Oil production from living bacteria

In the attempt to find alternative sources of energy, scientists are probing possibilities in almost the entire world of life. This includes plant life, of course, with trees, corn (maize), switch grass, and other crops in the list. It also includes smaller forms of plant life, in particular algae. Even smaller forms of life and the photosynthetic precursor to plants are cyanobacteria. The attempts to produce hydrocarbons from bacteria are all over the map, literally and figuratively. Even though bacteria reproduce very rapidly, their ability to produce hydrocarbons is difficult to scale – to make in quantity – because feedstocks (what they live on) and processing (extraction) can be costly.

Researcher Xinyao Liu and Professor Roy Curtiss at Arizona State University’s Biodesign Institute (USA) believe they have a viable approach. They have genetically modified the common cyanobacteria to not only produce lipids (oil) that can easily be a replacement for petroleum, but the bacteria excrete the oil as a byproduct of their normal life cycle. In short, this is oil production from a living organism that does not need extraction, and does not kill the organism.

The key to the approach was the realization that a previous technique that modified cyanobacteria to produce energy rich fatty acids could be accelerated so that the cyanobacteria would naturally expel the excess production through the cell membrane (a process of diffusion). To achieve the acceleration a specific enzyme, thioesterase, was introduced into the cyanobacteria. This enzyme frees fatty acids from more complex proteins and allows them to accumulate until the cell secretes them. (This was a technique first described for E. Coli bacteria by John Cronan of the University of Illinois more than ten years ago.)

A further genetic modification was then used to produce cyanobacteria with a cell membrane that allows fatty acids to more easily escape the cell. This modification increased the fatty acid yield by a factor of three (3x). Additional genes were added to ensure overproduction of fatty acid precursors (molecules needed to produce the acids) and they removed some protein production pathways that used cell resources but were not needed for cyanobacteria survival. These changes helped the cyanobacteria use its resources for basic survival and lipid production.

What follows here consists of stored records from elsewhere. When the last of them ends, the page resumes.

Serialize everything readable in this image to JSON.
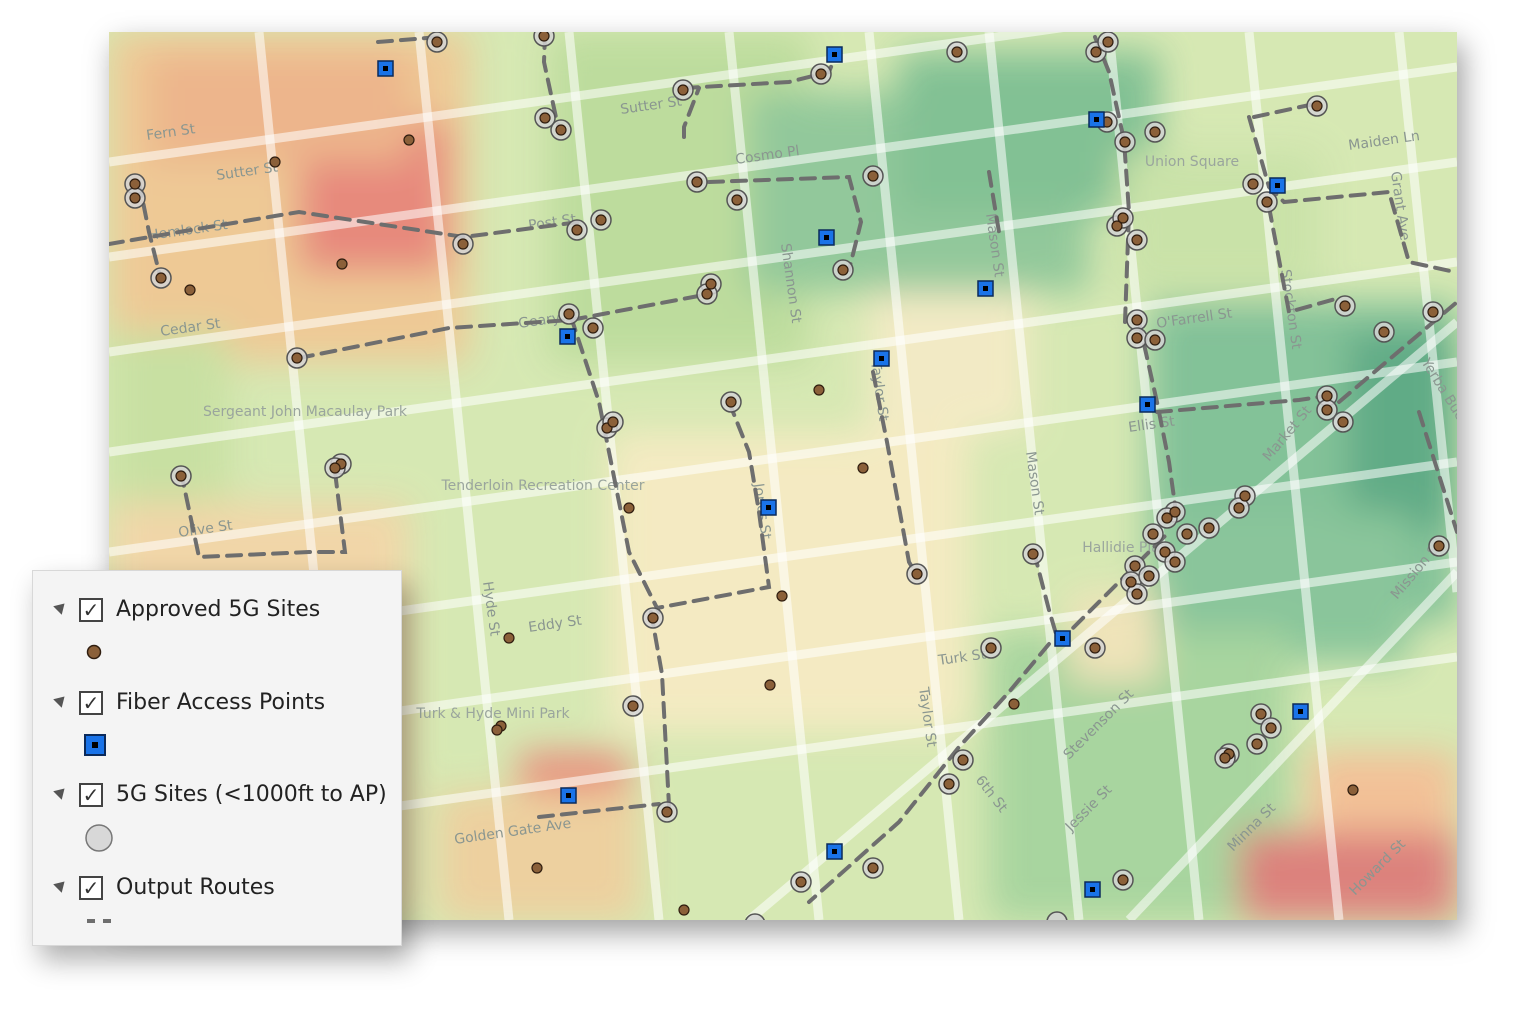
{
  "legend": {
    "layers": [
      {
        "label": "Approved 5G Sites",
        "checked": true,
        "symbol": "brown-dot-icon",
        "color": "#8b6039"
      },
      {
        "label": "Fiber Access Points",
        "checked": true,
        "symbol": "blue-square-icon",
        "color": "#1a73e8"
      },
      {
        "label": "5G Sites (<1000ft to AP)",
        "checked": true,
        "symbol": "gray-circle-icon",
        "color": "#d4d4d4"
      },
      {
        "label": "Output Routes",
        "checked": true,
        "symbol": "dashed-line-icon",
        "color": "#6e6e6e"
      }
    ]
  },
  "map": {
    "streets": [
      "Fern St",
      "Sutter St",
      "Hemlock St",
      "Cedar St",
      "Olive St",
      "Post St",
      "Geary St",
      "Cosmo Pl",
      "Shannon St",
      "Mason St",
      "Taylor St",
      "Jones St",
      "Hyde St",
      "Eddy St",
      "Turk St",
      "Golden Gate Ave",
      "O'Farrell St",
      "Ellis St",
      "Maiden Ln",
      "Grant Ave",
      "Stockton St",
      "Market St",
      "Yerba Buena Ln",
      "Mission St",
      "6th St",
      "Stevenson St",
      "Jessie St",
      "Minna St",
      "Howard St",
      "Natoma St"
    ],
    "places": [
      "Sergeant John Macaulay Park",
      "Tenderloin Recreation Center",
      "Union Square",
      "Turk & Hyde Mini Park",
      "Hallidie Plaza"
    ],
    "colors": {
      "heat_high": "#e8837a",
      "heat_mid_high": "#f2b98c",
      "heat_mid": "#f6e8bd",
      "heat_mid_low": "#c5e0a5",
      "heat_low": "#8ec99a",
      "heat_lowest": "#5cab85"
    }
  }
}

Professor Roy Curtiss, noted that “the seminal advance has been to combine a number of genetic modifications and enzyme activities previously described in other bacteria and in plants in the engineered cyanobacteria strains along with the introduction of newly discovered modifications to increase production and secretion of fatty acids. The results to date are encouraging and we are confident of making further improvements to achieve enhanced productivity in strains currently under construction and development. In addition, optimizing growth conditions associated with scale-up will also improve productivity.”

[Source: EurekAlert]

Like many approaches to using bacteria for hydrocarbon production, this one must now go through the ramp-up from laboratory quantities to something akin to commercial level production. In this process, it will be learned if the approach is economically viable – costs of production allowing – and if the oil produced is competitive with other energy sources, including of course, petroleum.